Around 30 cars race 3,000 kilometres across the Australian continent in the “World Solar Challenge”. Solar cars are electric vehicles that generate their own electricity, by means of around 6 m² of solar panels installed on their bodywork, and a series of linked up batteries that serve as a fuel tank. If we want the car to survive in the longer term, it should become slower and lighter again, trimmed to the efficiency of solar panels and batteries. (Picture: Venturi Astrolab)

Solar cars can absorb the rise and fall of solar energy by adapting their speed.

In the first edition of the contest, twenty years ago, the average speed of the winner was 67 kilometres an hour (42 mph). Two years ago, in the previous edition, the speed rose to almost 103 kilometres an hour (64 mph). This time the solar cars, driving in normal traffic, were warned to stick to the speed limits.

Why don’t normal cars drive on solar energy? Clearly, the technology is available. A first reason is that most countries receive less solar energy than Australia. If the solar cars were to reach the same speeds in Western Europe or the northern United States, they should be equipped with twice as many solar panels.

Nocturnal drives

  The energy efficiency of solar panels increases with an average of 0.5 percent a year, so the solar cars now taking part in the race will only reach the same performance elsewhere in 20 years time. Night-time is a second problem. Long nocturnal drives are ruled out because of the impossibility to refuel.

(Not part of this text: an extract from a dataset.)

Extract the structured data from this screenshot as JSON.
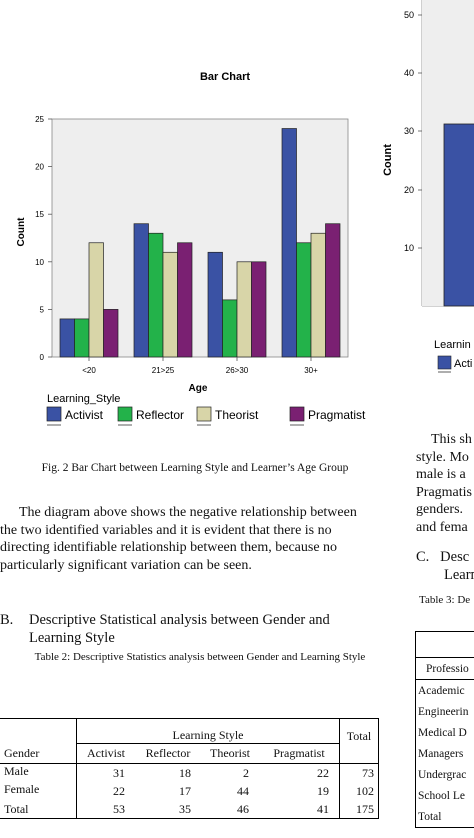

The unreliability of solar energy, however, is not the main reason why our cars still drive on fossil energy. The problem of the night could be bypassed by recharging electricity in a fuel station. If that electricity is produced by windmills, we still have zero-emission cars. If the electricity is produced by fossil fuels or nuclear energy, we don’t. But even in that case the environmental damage of cars falls dramatically, since most driving occurs during the day. Fuel stations that deliver electricity (no new technology is needed for that) are also a solution on dark days.

It’s a sunny day

Also a lower performance in speed is not insurmountable, on the contrary. The speed of cars could be dependent on the weather: on sunny days we can drive faster (or further) than on a grey day. That might sound ridiculous, but it is an answer to the fickleness of solar energy that constitutes a challenge for traditional electricity production. Solar cars can absorb the rise and fall of solar energy by adapting their speed.

The main reason why we still drive on petrol is the design of present-day cars. Solar racing cars every year become more feathery, while our automobiles every year become bigger, heavier, faster and more powerful. Engines have become much more economical, but those gains always get swallowed by more weight, more power, a higher performance and extra electronics.

Vacuum cleaner

If all the gains of more economical motors had been put into a lower fuel usage, today’s cars would hardly use any energy at all. This does not only concern phenomena like the Hummer. A Volkswagen Polo today is bigger and heavier than a Volkswagen Golf in the beginning of the eighties.

A racing car on solar energy weighs just over 200 kilograms and consumes as much energy as a vacuum cleaner. Compared to that, our cars are mastodons.

A racing car on solar energy weighs just over 200 kilograms and consumes as much energy as a vacuum cleaner. Compared to that, our cars are mastodons. Nevertheless, both vehicles attain their design goals: transporting a human body. The majority of the population is not interested in a car with a maximum speed of 200 kilometres an hour (125 mph). Yet everyone gets it, even when buying the smallest and slowest model.

According to the car manufacturers, the ever increasing weight is a consequence of always increasing safety measures. Yet, a better adjustment of the different car models to each other (the crash compatibility) and the lowering of the maximum speed would have at least a similar positive effect on road safety.

Tesla Roadster

In recent years, car manufacturers introduced (prototypes of) electrical vehicles that have the same performance as a sports car with a combustion motor. These models steer the eco-technology in the wrong direction. It’s the high performance that is the problem. Electrical sports cars have to be recharged, and that energy is mostly generated by fossil fuels.

There is no point in placing solar panels on the bodywork of a car unless the performance of the vehicle goes down.

If we want the car to survive in the longer term, it should become slower and lighter again, trimmed to the efficiency of solar panels and batteries. There is no point in placing solar panels on the bodywork of a car unless the performance of the vehicle goes down. Otherwise the technology will be used to meet a not yet existing demand, like cooling the interior of the car while parked (an application that is already on the market).

Maximum speed

Until now, the only manufacturer that recognizes this, is the manufacturer of the Venturi Astrolab (picture intro). This car, which will be introduced on the market at the start of 2008, combines lightweight materials originating from the racing industry with a modest performance, like a maximum speed of 120 kilometres an hour (75 mph).

An important point to make is that solar cars should be more durable, or that the solar panels will be re-used when the car is taken off the road. If not, we will never make good the energy expense of producing them.